15.9.14

Turkish Government Co-operated with al-Qaeda in Syria, Says Former US Ambassador

Richard Spencer
Raf Sanchez

Turkey has directly supported al-Qaeda's wing in Syria in defiance of the United States, the former American ambassador to Ankara has said.
The Turkish authorities thought they could work with extremist Islamist groups in the Syrian civil war and at the same time push them to become more moderate, Francis Ricciardone, who was until late June the US ambassador to Ankara, told journalists in a briefing.
That led them to work with Jabhat al-Nusra, al-Qaeda's branch, as well as hardline Salafi Islamist groups like Ahrar al-Sham.
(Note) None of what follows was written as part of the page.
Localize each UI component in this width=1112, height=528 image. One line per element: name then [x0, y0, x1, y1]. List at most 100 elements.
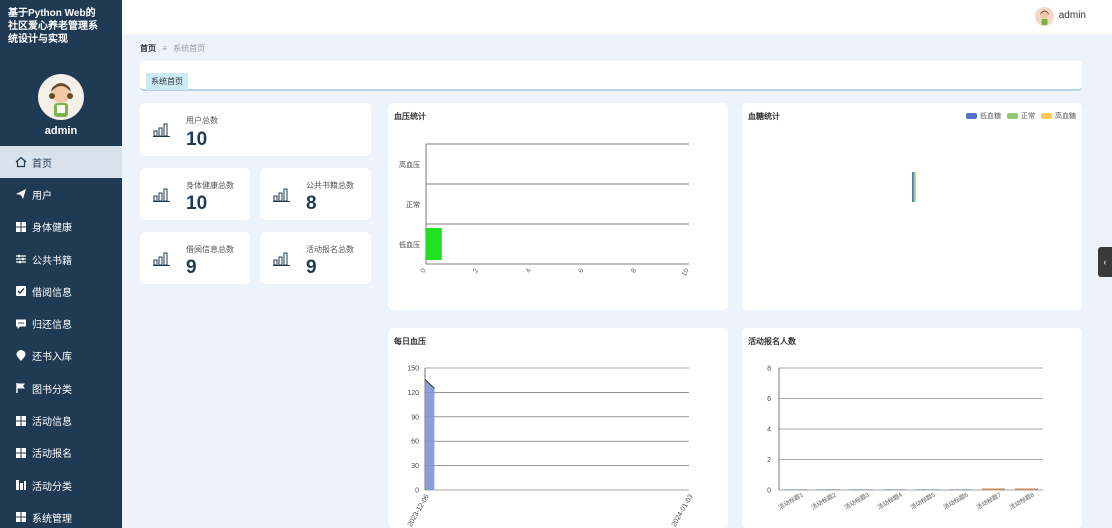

Mr Ricciardone said that he tried to persuade the Turkish government to close its borders to the groups, but to no avail.
"We ultimately had no choice but to agree to disagree," he said. "The Turks frankly worked with groups for a period, including al Nusra, whom we finally designated as we're not willing to work with."
Turkey allowed its borders to be used as a conduit for aid, weapons and volunteers heading for the Syrian rebel cause from the start of the uprising, and there have long been accusations that it did not do enough to distinguish between "moderate" groups and extremists.
But this is the first time a senior American official - albeit one no longer in service - has said openly that Turkey was working with al-Qaeda.
Ironically, the Turkish policy has been effective in one way - Jabhat al-Nusra is now seen as relatively moderate compared to its splinter group, the Islamic State of Iraq and the Levant (ISIL). But in other respects, it has backfired.
President Barack Obama repeatedly stalled on providing more support to the rebel cause, fearing weapons would get into the hands of extremists.
Then ISIL split from Jabhat al-Nusra in the summer of last year, taking thousands of its recruits and their weapons with it, along with territory the group controlled in the east of the country.
Turkish officials yesterday cited the fact that ISIL are holding hostage 49 Turks seized from the country's consulate in Mosul in northern Iraq as a reason not to take part in the US-led military coalition to take on the group.
Turkish analysts say the government is also worried about a wider backlash by ISIL, which now has recruiting stations and supporters entrenched in the country.
"For a long time the Islamic State militants have operated under the policy of 'benign neglect'," said Sinan Ulgen, a former diplomat and head of the Istanbul foreign policy think-tank Edam.
He said that the authorities would now start to move against ISIL inside the country and support the American coalition, but without advertising the fact.
John Kerry, the US Secretary of State, met Turkish leaders yesterday but noticeably held back from publicly asking Turkey to alter its insistence that American forces could not launch military raids on ISIL positions from its territory.
Turkey is a key NATO ally and host to a major US base at Incirlik, in the south of the country.
President Barack Obama's new determination to intervene in the multi-pronged civil war in Syria, attacking ISIL from the air and supporting "moderate" rebels on the ground, continued to come under fire.
In particular, doubt has been cast on the potential effectiveness of the non-militant rebels, fighting on two fronts against both ISIL and the regime. A new CIA estimate revised the figure for the number of fighters for ISIL in Syria and Iraq as 20,000-31,500.
Another critic of President Obama was the mother of James Foley, one of two journalists beheaded by ISIL in retaliation for US bombing raids on their positions.
Diane Foley told CNN that the family's efforts to get her son freed had seemed like an "annoyance" to the government, and that at one stage they were warned that they could be arrested and prosecuted if they tried to raise a ransom for him, as that was illegal.
"We were just told to trust that he would be freed somehow and he wasn't, was he?" she said.